Updated Mar 27, 2023

Reported In

Software

  • LabVIEW

Driver

  • NI-VISA

Issue Details

Why does my serial instrument work in HyperTerminal, but not in LabVIEW or VISA Test Panels in Measurement & Automation Explorer (MAX)?

Solution

  1. Verify that the termination characters used in HyperTerminal match those in LabVIEW.
    • Typically, HyperTerminal appends a \r\n, which corresponds to a carriage return followed by a line feed, at the end of each message it sends.
    • You can use the \Codes Display of string controls and indicators in LabVIEW to verify that the termination characters are consistent. For example, you can write out a string in HyperTerminal and read it back into LabVIEW using a loopback test (How to Do a Serial Loopback Test ). This will allow you to determine which termination characters HyperTerminal uses. Then, write out the same string in LabVIEW and read it into LabVIEW using a loopback test. Compare these input values to determine whether the termination characters match each other.
  2. Slow down the rate at which you send command strings to the instrument. (If the serial instrument is an older instrument and/or doesn't have hardware control on it, then how fast LabVIEW and/or a VISA Test Panel in NI-MAX writes out serial data can be an issue.)
    • HyperTerminal will write out the characters to the serial port as they are typed into HyperTerminal.
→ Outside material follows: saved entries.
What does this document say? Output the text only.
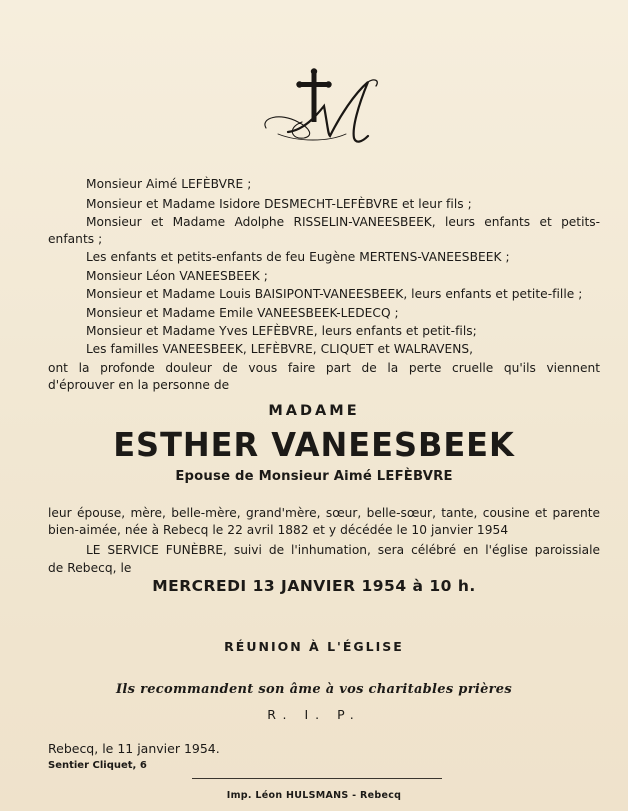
M
Monsieur Aimé LEFÈBVRE ;
Monsieur et Madame Isidore DESMECHT-LEFÈBVRE et leur fils ;
Monsieur et Madame Adolphe RISSELIN-VANEESBEEK, leurs enfants et petits-
enfants ;
Les enfants et petits-enfants de feu Eugène MERTENS-VANEESBEEK ;
Monsieur Léon VANEESBEEK ;
Monsieur et Madame Louis BAISIPONT-VANEESBEEK, leurs enfants et petite-fille ;
Monsieur et Madame Emile VANEESBEEK-LEDECQ ;
Monsieur et Madame Yves LEFÈBVRE, leurs enfants et petit-fils;
Les familles VANEESBEEK, LEFÈBVRE, CLIQUET et WALRAVENS,
ont la profonde douleur de vous faire part de la perte cruelle qu'ils viennent
d'éprouver en la personne de
MADAME
ESTHER VANEESBEEK
Epouse de Monsieur Aimé LEFÈBVRE
leur épouse, mère, belle-mère, grand'mère, sœur, belle-sœur, tante, cousine et parente
bien-aimée, née à Rebecq le 22 avril 1882 et y décédée le 10 janvier 1954
LE SERVICE FUNÈBRE, suivi de l'inhumation, sera célébré en l'église paroissiale
de Rebecq, le
MERCREDI 13 JANVIER 1954 à 10 h.
RÉUNION À L'ÉGLISE
Ils recommandent son âme à vos charitables prières
R. I. P.
Rebecq, le 11 janvier 1954.
Sentier Cliquet, 6
Imp. Léon HULSMANS - Rebecq
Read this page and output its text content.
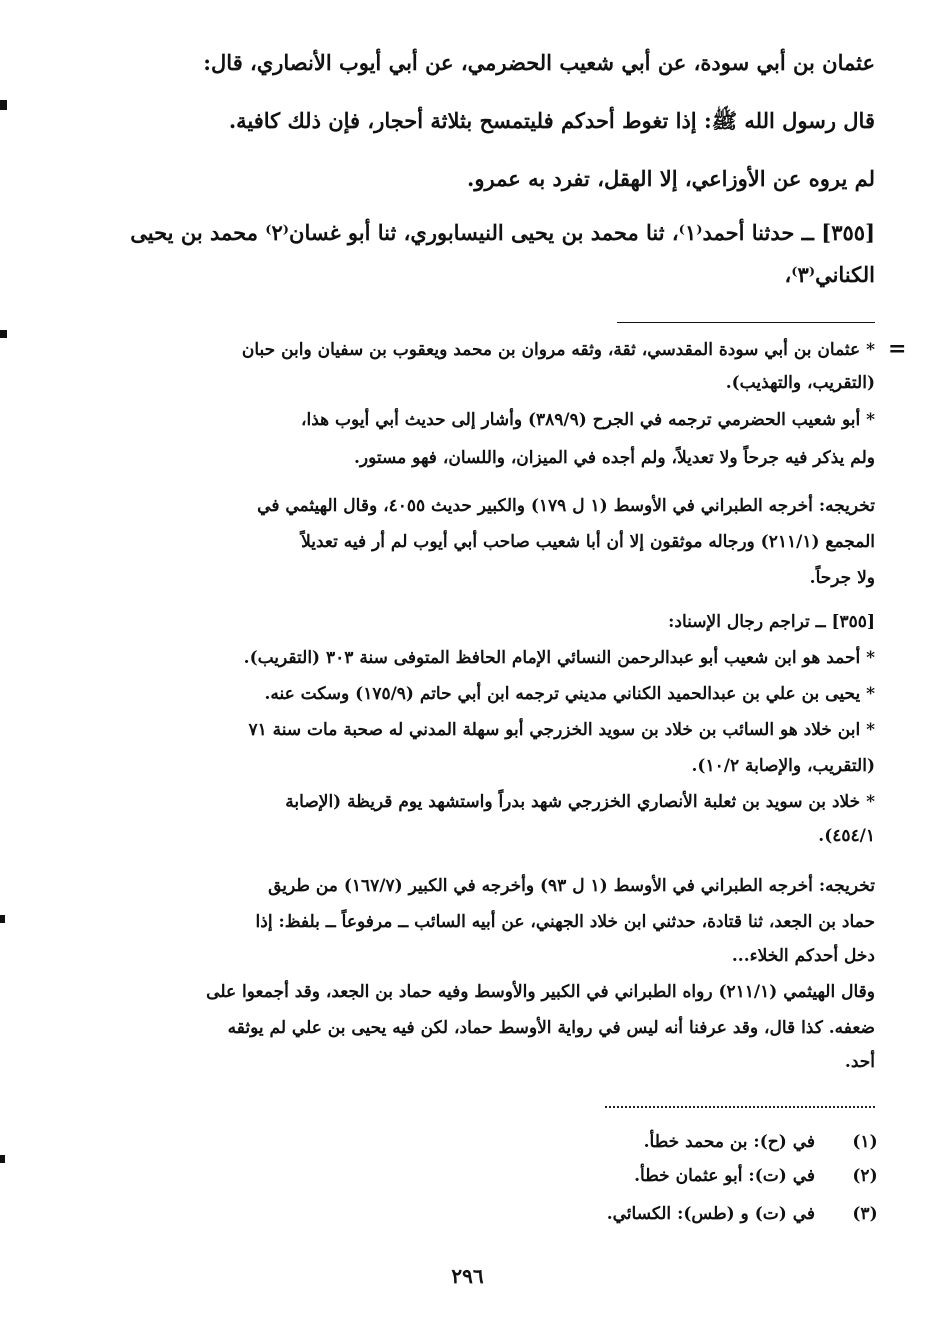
عثمان بن أبي سودة، عن أبي شعيب الحضرمي، عن أبي أيوب الأنصاري، قال:
قال رسول الله ﷺ: إذا تغوط أحدكم فليتمسح بثلاثة أحجار، فإن ذلك كافية.
لم يروه عن الأوزاعي، إلا الهقل، تفرد به عمرو.
[٣٥٥] ــ حدثنا أحمد⁽١⁾، ثنا محمد بن يحيى النيسابوري، ثنا أبو غسان⁽٢⁾ محمد بن يحيى
الكناني⁽٣⁾،
=
* عثمان بن أبي سودة المقدسي، ثقة، وثقه مروان بن محمد ويعقوب بن سفيان وابن حبان
(التقريب، والتهذيب).
* أبو شعيب الحضرمي ترجمه في الجرح (٣٨٩/٩) وأشار إلى حديث أبي أيوب هذا،
ولم يذكر فيه جرحاً ولا تعديلاً، ولم أجده في الميزان، واللسان، فهو مستور.
تخريجه: أخرجه الطبراني في الأوسط (١ ل ١٧٩) والكبير حديث ٤٠٥٥، وقال الهيثمي في
المجمع (٢١١/١) ورجاله موثقون إلا أن أبا شعيب صاحب أبي أيوب لم أر فيه تعديلاً
ولا جرحاً.
[٣٥٥] ــ تراجم رجال الإسناد:
* أحمد هو ابن شعيب أبو عبدالرحمن النسائي الإمام الحافظ المتوفى سنة ٣٠٣ (التقريب).
* يحيى بن علي بن عبدالحميد الكناني مديني ترجمه ابن أبي حاتم (١٧٥/٩) وسكت عنه.
* ابن خلاد هو السائب بن خلاد بن سويد الخزرجي أبو سهلة المدني له صحبة مات سنة ٧١
(التقريب، والإصابة ١٠/٢).
* خلاد بن سويد بن ثعلبة الأنصاري الخزرجي شهد بدراً واستشهد يوم قريظة (الإصابة
٤٥٤/١).
تخريجه: أخرجه الطبراني في الأوسط (١ ل ٩٣) وأخرجه في الكبير (١٦٧/٧) من طريق
حماد بن الجعد، ثنا قتادة، حدثني ابن خلاد الجهني، عن أبيه السائب ــ مرفوعاً ــ بلفظ: إذا
دخل أحدكم الخلاء...
وقال الهيثمي (٢١١/١) رواه الطبراني في الكبير والأوسط وفيه حماد بن الجعد، وقد أجمعوا على
ضعفه. كذا قال، وقد عرفنا أنه ليس في رواية الأوسط حماد، لكن فيه يحيى بن علي لم يوثقه
أحد.
(١)
في (ح): بن محمد خطأ.
(٢)
في (ت): أبو عثمان خطأ.
(٣)
في (ت) و (طس): الكسائي.
٢٩٦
Therefore, when the word string is typed, HyperTerminal sends 6 individual characters: first s, then t, then r, and so on through the end of the string at which point it sends the termination characters.
    • LabVIEW, on the other hand, will take the entire string, and write it to the instrument all at once with no delay between characters. You can test this by using a for loop to write the string out to the instrument and have it write one character at a time, with a small delay between each character (i.e. each iteration) in the loop. To find a drop in replacement for the VISA as well as a example application using the VI (Serial One Byte at a Time )

Additional Information

This issue arises almost always as a result of different configuration settings between HyperTerminal and LabVIEW/NI-MAX. If the troubleshooting steps above do not resolve the problem, verify that all communication settings are configured similarly between HyperTerminal and LabVIEW/NI-MAX.